Governments have behaved so badly, and the constituency of EI users is so large, any attempt to plug the system’s most egregious shortcomings, has to be opposed. 

For political parties, churches and unions, any fix is a flag to claim some moral high ground.  They would rather overlook abuse, watch the sense of entitlement grow, and see foreign labourers eagerly sign on to perform work, locals should be doing.

There is one more aspect to this problem, to which the self-righteous are blind. It is this: older, rural fisher people are being used, as cover, to stymy much needed change.  Though they are largely disenfranchised from influence now, that very group may have a far greater claim to better benefits; but they can’t be heard.  The thunder of the self-righteous perpetuates a system, in which they are forced to share with those who can’t get their asses out of bed.   

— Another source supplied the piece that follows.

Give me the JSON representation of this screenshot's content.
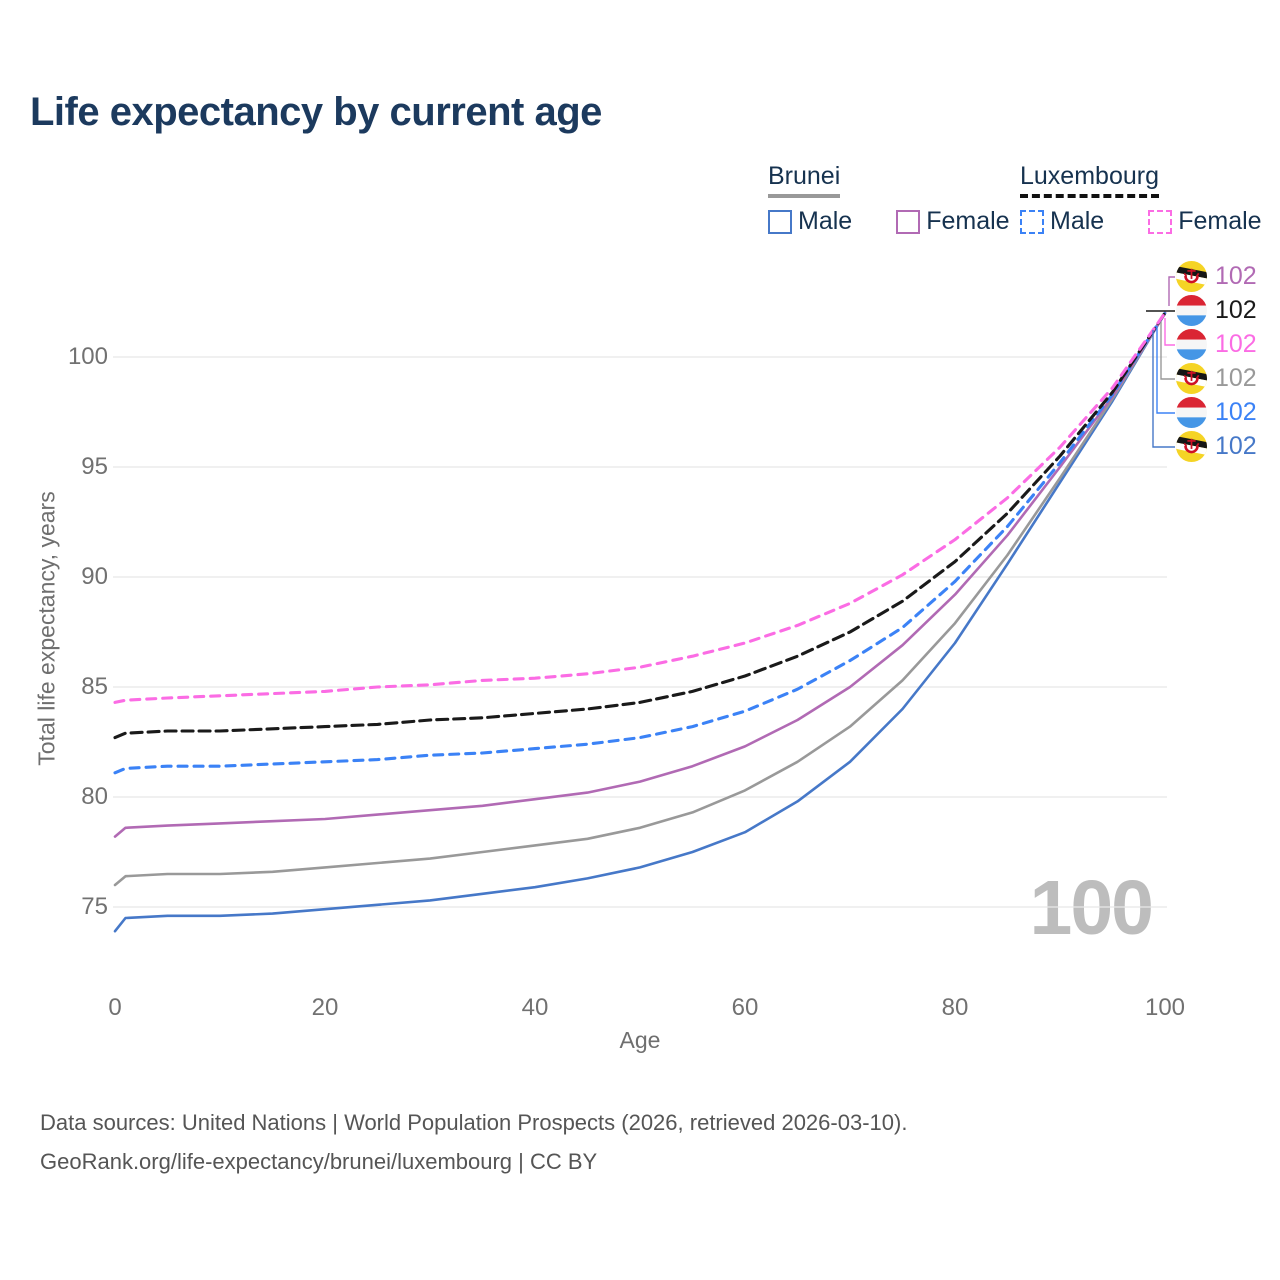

Enlightened public policy ought to trump self-interest and protect the public purse from a system that is flawed.  EI is only, euphemistically, an ‘insurance’ program; but it shouldn’t be.  It needs to be re-invented in a way that punishes frequent users in locations, where jobs are available. It should also recognize aging fisher persons and give them the dignity they are due.  And, yes, it should be calculated to force the hangashores out of bed.   

While foreign workers are welcome, an activist approach to getting healthy people off their fannies should be a priority for any society worth its salt.  EI ‘inspectors’ are one thing, but some better public policy supported by the very groups, who now oppose such change, would be an even better beginning.

It is time that the self-righteous recognized that there is virtue in self-reliance.